From the moment they jumped onto the stage at Rams Head Live in Baltimore last week, The Mars Volta radiated energy. For those who aren’t familiar with the band, The Mars Volta became largely popular from their single “The Widow” off of their album “Frances the Mute” (Umvd Labels) in 2005, and have a new album being released next week, “The Bedlam in Gliath.”

The band has its roots in another band, named At the Drive-In, which included current Mars Volta members Cedric Bixler-Zavala and Omar Rodriguez-Lopez. At the Drive-In broke up in 2001 due to a combination of excessive drug use, artistic differences and exhausting tour schedules. After their break-up, Bixler-Zavala and Rodriguez-Lopez created the band that we know and love today – The Mars Volta.

The anticipation at Rams Head Live was intense until the band came onstage. Thankfully for some, the venue offered two bars upstairs and downstairs as a temporary distraction from the over-an-hour wait for the show to start. After the eager fans got nice and liquored up, the strobe lights began to flash and the distinct smell of a hidden fog machine somewhere on stage became obvious in the air. Almost as soon as the hint of fog became visible, lights were cued upon the entrances of all eight members of The Mars Volta.

First out was shirtless drummer Thomas Pridgen. Following him was Cedric Bixler-Zavala, lead singer and crowd-pleaser. His hair looked like a crazy artist’s weave of some sort, but he rocked it like Jim Morrison. In fact, much of his on-stage performance was very classic rock (i.e. Robert Plant of Led Zeppelin). He truly took command of the stage, weaving his body into different shapes and jumping from one end of the stage to the other, making the crowd go wild.

He seemed to enjoy spinning the microphone on its cord like a lasso in as many ways as possible, once he even wrapped it around his neck in a noose-like position. Every song that they played had the same dynamic energy and the transitions between songs were short-lived, allowing for more bang for the ticket-holders’ buck. Standing next to Cedric (while he wasn’t bouncing around on stage or jumping towards fans) was Omar Rodriguez-Lopez, lead guitarist.

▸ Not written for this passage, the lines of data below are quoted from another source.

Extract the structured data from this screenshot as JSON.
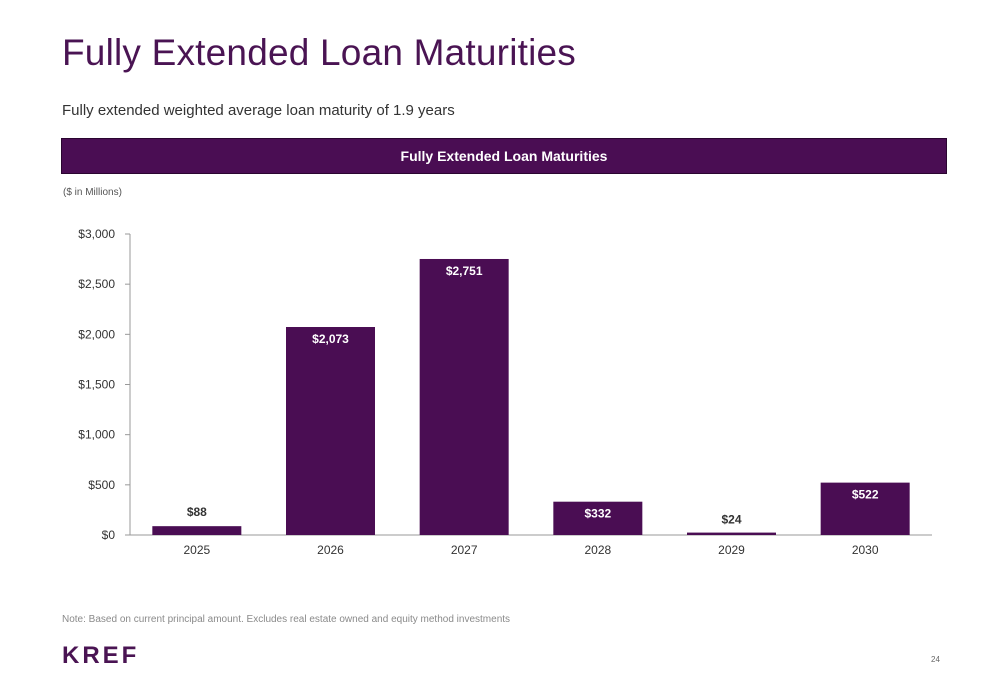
{
  "page": {
    "title": "Fully Extended Loan Maturities",
    "subtitle": "Fully extended weighted average loan maturity of 1.9 years",
    "banner_title": "Fully Extended Loan Maturities",
    "units_label": "($ in Millions)",
    "note": "Note: Based on current principal amount. Excludes real estate owned and equity method investments",
    "logo_text": "KREF",
    "page_number": "24"
  },
  "colors": {
    "bar": "#4a0d53",
    "title": "#4a1453",
    "banner": "#4a0d53"
  },
  "chart_data": {
    "type": "bar",
    "title": "Fully Extended Loan Maturities",
    "categories": [
      "2025",
      "2026",
      "2027",
      "2028",
      "2029",
      "2030"
    ],
    "values": [
      88,
      2073,
      2751,
      332,
      24,
      522
    ],
    "data_labels": [
      "$88",
      "$2,073",
      "$2,751",
      "$332",
      "$24",
      "$522"
    ],
    "ylim": [
      0,
      3000
    ],
    "yticks": [
      0,
      500,
      1000,
      1500,
      2000,
      2500,
      3000
    ],
    "ytick_labels": [
      "$0",
      "$500",
      "$1,000",
      "$1,500",
      "$2,000",
      "$2,500",
      "$3,000"
    ],
    "xlabel": "",
    "ylabel": "",
    "grid": false,
    "legend": "none"
  }
}
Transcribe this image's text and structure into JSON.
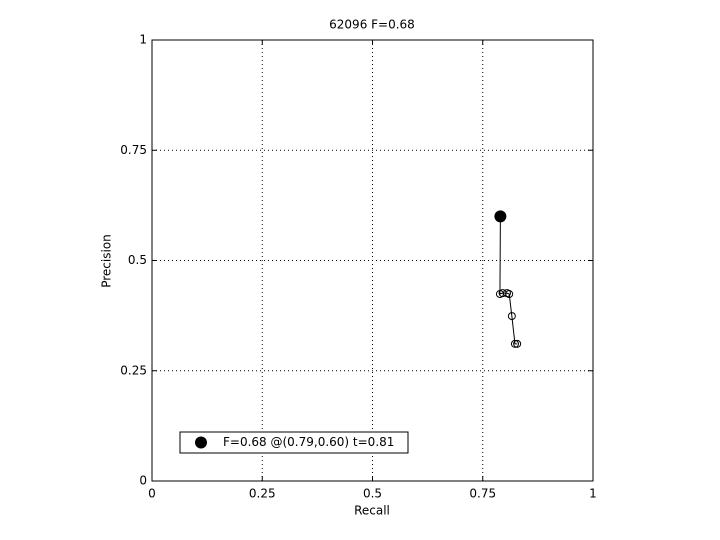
{
  "chart_data": {
    "type": "line",
    "title": "62096 F=0.68",
    "xlabel": "Recall",
    "ylabel": "Precision",
    "x": [
      0.79,
      0.789,
      0.795,
      0.805,
      0.81,
      0.816,
      0.823,
      0.828
    ],
    "values": [
      0.6,
      0.424,
      0.426,
      0.426,
      0.424,
      0.374,
      0.311,
      0.311
    ],
    "color": "#000000",
    "best": {
      "name": "F=0.68 @(0.79,0.60) t=0.81",
      "x": 0.79,
      "y": 0.6
    },
    "xlim": [
      0,
      1
    ],
    "ylim": [
      0,
      1
    ],
    "xticks": [
      0,
      0.25,
      0.5,
      0.75,
      1
    ],
    "yticks": [
      0,
      0.25,
      0.5,
      0.75,
      1
    ],
    "grid": true,
    "legend": "lower left"
  }
}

Although they were somewhat handicapped in movement by their instruments, something should be said for the other members of the band and their ability to deliver performances that live up to that of their lead singer. Towards the beginning of the performance, we encountered the first, small speed bump: Cedric Bixler-Zavala, in all his craziness, requested that all of the fans (presumably those in the first few standing rows) discontinue smoking. Apparently the smoke was making it difficult for him to sing. No one listened, though, and later on in the show someone even threw a glow stick onto the stage resulting in a backlash and an early finish to the concert without encore. Nevertheless, the tickets were priced at only $32, and the show that we received was worth much more.